Jongeren, hun ouders, leerkrachten en andere begeleiders maken veel gebruik van de nieuwe mogelijkheden zoals sociale media en games, maar ook digitale leermiddelen en volgsystemen. Digitalisering lijkt grenzen tussen thuis, school en sociale omgeving te vervagen. Maar welke invloed heeft dat op de ontwikkeling van kinderen? Om de kansen en bedreigingen in kaart te brengen, is het NWA-programma programma ‘Jeugd en digitalisering – impact op identiteitsontwikkeling, relaties en kansengelijkheid’ in het leven geroepen (1). Het programma heeft als doel om handelingsperspectieven te ontwikkelen om de kansen van digitalisering te benutten en de negatieve impact te reduceren. De Utrechtse hoogleraar Liesbeth Kester is de eerste die een subsidie krijgt vanuit het programma, en deze ronde ook de enige (2).
‘Doordat we jongeren, hun ouders, leerkrachten en andere begeleiders gedurende het hele onderzoek nauw betrekken, vergroten we de kans dat ons onderzoek het verschil gaat maken’ - Liesbeth Kester.
“Het is geweldig dat we met ons consortium de mogelijkheid krijgen bij te dragen aan een oplossing voor het maatschappelijk vraagstuk: kansenongelijkheid", aldus Kester. "Door te kijken naar de bewegingen van onze jeugd in het medialandschap dat hen omringt, thuis, op school en in de buurt, proberen we erachter te komen welke impact de digitale media in dit landschap hebben op hun ontwikkeling en kansen."
In het consortium dat Kester leidt werkt ze samen met bijna twintig partners; van de Universiteit Twente tot het Centrum Jeugd en Gezin.
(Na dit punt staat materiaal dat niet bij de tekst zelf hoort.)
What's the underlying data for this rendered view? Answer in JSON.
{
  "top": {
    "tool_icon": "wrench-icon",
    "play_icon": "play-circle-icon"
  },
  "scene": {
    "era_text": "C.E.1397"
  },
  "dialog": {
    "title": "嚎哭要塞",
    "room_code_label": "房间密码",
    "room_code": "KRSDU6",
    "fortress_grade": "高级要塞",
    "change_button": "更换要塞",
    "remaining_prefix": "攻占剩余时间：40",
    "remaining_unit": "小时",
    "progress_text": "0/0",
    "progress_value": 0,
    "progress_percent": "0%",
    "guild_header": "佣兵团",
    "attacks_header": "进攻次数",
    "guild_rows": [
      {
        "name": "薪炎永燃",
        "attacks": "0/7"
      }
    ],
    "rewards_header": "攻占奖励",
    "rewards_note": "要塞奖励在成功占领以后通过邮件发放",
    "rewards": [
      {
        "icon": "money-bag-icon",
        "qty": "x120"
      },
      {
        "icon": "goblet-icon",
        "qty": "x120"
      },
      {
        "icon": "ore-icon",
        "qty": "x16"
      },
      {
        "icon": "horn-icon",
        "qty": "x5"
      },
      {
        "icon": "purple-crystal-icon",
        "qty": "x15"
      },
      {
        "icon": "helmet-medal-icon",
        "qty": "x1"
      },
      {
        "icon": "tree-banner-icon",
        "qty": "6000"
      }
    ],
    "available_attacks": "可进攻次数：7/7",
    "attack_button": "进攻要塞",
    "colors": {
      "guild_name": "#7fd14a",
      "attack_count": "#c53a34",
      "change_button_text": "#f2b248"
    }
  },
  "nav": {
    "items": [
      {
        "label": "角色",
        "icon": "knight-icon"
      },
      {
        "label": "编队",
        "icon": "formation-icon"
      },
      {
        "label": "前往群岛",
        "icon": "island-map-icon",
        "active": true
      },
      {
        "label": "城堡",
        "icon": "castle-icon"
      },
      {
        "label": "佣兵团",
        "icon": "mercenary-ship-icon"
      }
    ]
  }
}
Het doel daarvan is om een brug te slaan tussen de wetenschap en de maatschappij, zodat samen antwoord wordt gevonden op maatschappelijke vraagstukken.
"Deze brede benadering van de impact van digitale media is uniek aan ons voorstel, net als onze kennisketenbrede aanpak. Hiermee bedoel ik dat fundamentele onderzoekers samenwerken met praktijkgerichte onderzoekers en dat de jeugd, hun ouders, leerkrachten en andere begeleiders gedurende het hele onderzoek nauw betrokken zijn. Dit verhoogt de kans aanzienlijk dat ons onderzoek verschil gaat maken.”
Vanuit de Universiteit Utrecht zijn ook universitair docenten Ina Koning (3) en Helen Vossen (4) betrokken bij het onderzoek.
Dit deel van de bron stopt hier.